Was ist beim Verfassen einer Patientenverfügung zu berücksichtigen?

Festlegungen in der Patientenverfügung bedeuten, dass man selbst die Verantwortung für die Folgen übernimmt, wenn diesen Anordnungen entsprochen wird. Obwohl es nicht einfach ist, sich mit existenziellen Fragen auseinander zu setzen, die Krankheit, Leiden und das Sterben betreffen, ist dies notwendig, um sich über die Konsequenzen der eigenen Entscheidungen klar zu werden. Man sollte sich Zeit bei der persönlichen Willensbildung nehmen und bei den Überlegungen den persönlichen Wertvorstellungen, Lebenshaltungen, religiösen Anschauungen, Hoffnungen und Ängsten Raum geben. Um die Festlegungen in der Patientenverfügung besser nachvollziehen zu können, kann es hilfreich sein, wenn die persönlichen Auffassungen als Ergänzung in ihr aufgeführt werden.
Bevor man eine Patientenverfügung schriftlich abfasst, ist es ratsam, sich von einer ärztlichen
oder anderen fachkundigen Person oder Organisation beraten zu lassen.
Sofern man eine Vertrauensperson hat, ist es sinnvoll, diese u.a. zur Vertretung in Gesundheitsangelegenheiten und zur Durchsetzung der Patientenverfügung zu bevollmächtigen. Ansonsten hat das Betreuungsgericht im Bedarfsfall einen Betreuer zu bestellen.

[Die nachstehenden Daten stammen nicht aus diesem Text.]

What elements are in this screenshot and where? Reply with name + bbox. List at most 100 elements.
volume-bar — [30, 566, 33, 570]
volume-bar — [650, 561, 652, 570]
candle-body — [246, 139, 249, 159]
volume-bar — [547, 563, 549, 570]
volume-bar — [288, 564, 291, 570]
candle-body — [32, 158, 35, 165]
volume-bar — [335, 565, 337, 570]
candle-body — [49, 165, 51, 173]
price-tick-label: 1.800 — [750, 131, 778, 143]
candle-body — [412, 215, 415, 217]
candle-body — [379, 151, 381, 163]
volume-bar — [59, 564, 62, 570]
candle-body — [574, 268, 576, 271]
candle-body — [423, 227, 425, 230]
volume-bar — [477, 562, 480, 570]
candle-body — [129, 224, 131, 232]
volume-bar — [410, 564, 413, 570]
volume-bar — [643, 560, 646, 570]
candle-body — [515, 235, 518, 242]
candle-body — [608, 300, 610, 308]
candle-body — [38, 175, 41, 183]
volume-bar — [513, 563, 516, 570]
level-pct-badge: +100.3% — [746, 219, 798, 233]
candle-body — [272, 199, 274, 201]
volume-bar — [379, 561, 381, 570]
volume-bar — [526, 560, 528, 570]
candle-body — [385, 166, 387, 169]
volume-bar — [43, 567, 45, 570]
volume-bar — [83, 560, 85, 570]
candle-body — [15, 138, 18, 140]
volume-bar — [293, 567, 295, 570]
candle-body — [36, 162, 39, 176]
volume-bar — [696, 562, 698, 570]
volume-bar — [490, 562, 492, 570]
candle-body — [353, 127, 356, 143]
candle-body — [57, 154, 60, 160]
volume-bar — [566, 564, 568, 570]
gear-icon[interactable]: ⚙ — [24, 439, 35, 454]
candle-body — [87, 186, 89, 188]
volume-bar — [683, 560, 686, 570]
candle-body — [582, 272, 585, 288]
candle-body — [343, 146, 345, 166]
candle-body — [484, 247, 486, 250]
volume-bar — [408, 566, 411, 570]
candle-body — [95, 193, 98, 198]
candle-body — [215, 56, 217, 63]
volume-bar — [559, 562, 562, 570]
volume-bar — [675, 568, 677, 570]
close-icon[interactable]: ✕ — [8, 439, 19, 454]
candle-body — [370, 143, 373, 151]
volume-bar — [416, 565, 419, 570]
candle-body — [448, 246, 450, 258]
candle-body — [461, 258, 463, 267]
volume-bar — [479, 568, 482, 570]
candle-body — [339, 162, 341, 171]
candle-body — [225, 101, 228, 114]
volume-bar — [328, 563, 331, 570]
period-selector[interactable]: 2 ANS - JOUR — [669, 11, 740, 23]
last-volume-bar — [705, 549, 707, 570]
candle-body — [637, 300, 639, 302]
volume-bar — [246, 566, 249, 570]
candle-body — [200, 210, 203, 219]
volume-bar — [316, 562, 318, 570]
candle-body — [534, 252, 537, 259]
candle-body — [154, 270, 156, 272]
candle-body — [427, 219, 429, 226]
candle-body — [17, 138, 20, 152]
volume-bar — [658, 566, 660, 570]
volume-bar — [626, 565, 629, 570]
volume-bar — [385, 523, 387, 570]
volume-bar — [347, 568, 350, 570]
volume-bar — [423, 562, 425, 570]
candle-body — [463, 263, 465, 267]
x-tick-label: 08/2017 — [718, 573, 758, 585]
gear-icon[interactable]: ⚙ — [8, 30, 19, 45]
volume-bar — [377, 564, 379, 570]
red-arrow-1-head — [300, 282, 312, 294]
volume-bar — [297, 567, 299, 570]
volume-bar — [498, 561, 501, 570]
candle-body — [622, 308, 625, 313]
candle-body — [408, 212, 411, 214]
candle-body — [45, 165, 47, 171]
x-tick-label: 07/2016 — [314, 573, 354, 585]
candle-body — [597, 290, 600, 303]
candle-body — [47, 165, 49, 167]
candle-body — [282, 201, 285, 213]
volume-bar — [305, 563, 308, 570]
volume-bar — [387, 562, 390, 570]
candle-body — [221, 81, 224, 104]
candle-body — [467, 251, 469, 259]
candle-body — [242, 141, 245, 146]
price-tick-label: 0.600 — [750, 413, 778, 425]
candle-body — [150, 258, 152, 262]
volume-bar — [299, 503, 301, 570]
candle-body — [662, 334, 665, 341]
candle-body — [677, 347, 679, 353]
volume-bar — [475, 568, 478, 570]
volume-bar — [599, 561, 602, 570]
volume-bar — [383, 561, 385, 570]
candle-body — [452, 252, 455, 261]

Was geschieht, wenn keine Patientenverfügung existiert?

Wenn keine Patientenverfügung vorliegt oder die Festlegungen in einer Patientenverfügung nicht auf die konkrete Lebens- und Behandlungssituation zutreffen, muss ein Vertreter (Betreuer oder Bevollmächtigter) entscheiden, ob er der angebotenen medizinischen Maßnahme zustimmt oder nicht. Diese Entscheidung hat sich am mutmaßlichen Willen des Patienten zu orientieren, d.h. der Vertreter muss versuchen herauszufinden, wie der Patient entscheiden würde, wenn er es könnte. Hierbei sind frühere Äußerungen des Patienten, seine Überzeugungen und Wertvorstellungen zu berücksichtigen.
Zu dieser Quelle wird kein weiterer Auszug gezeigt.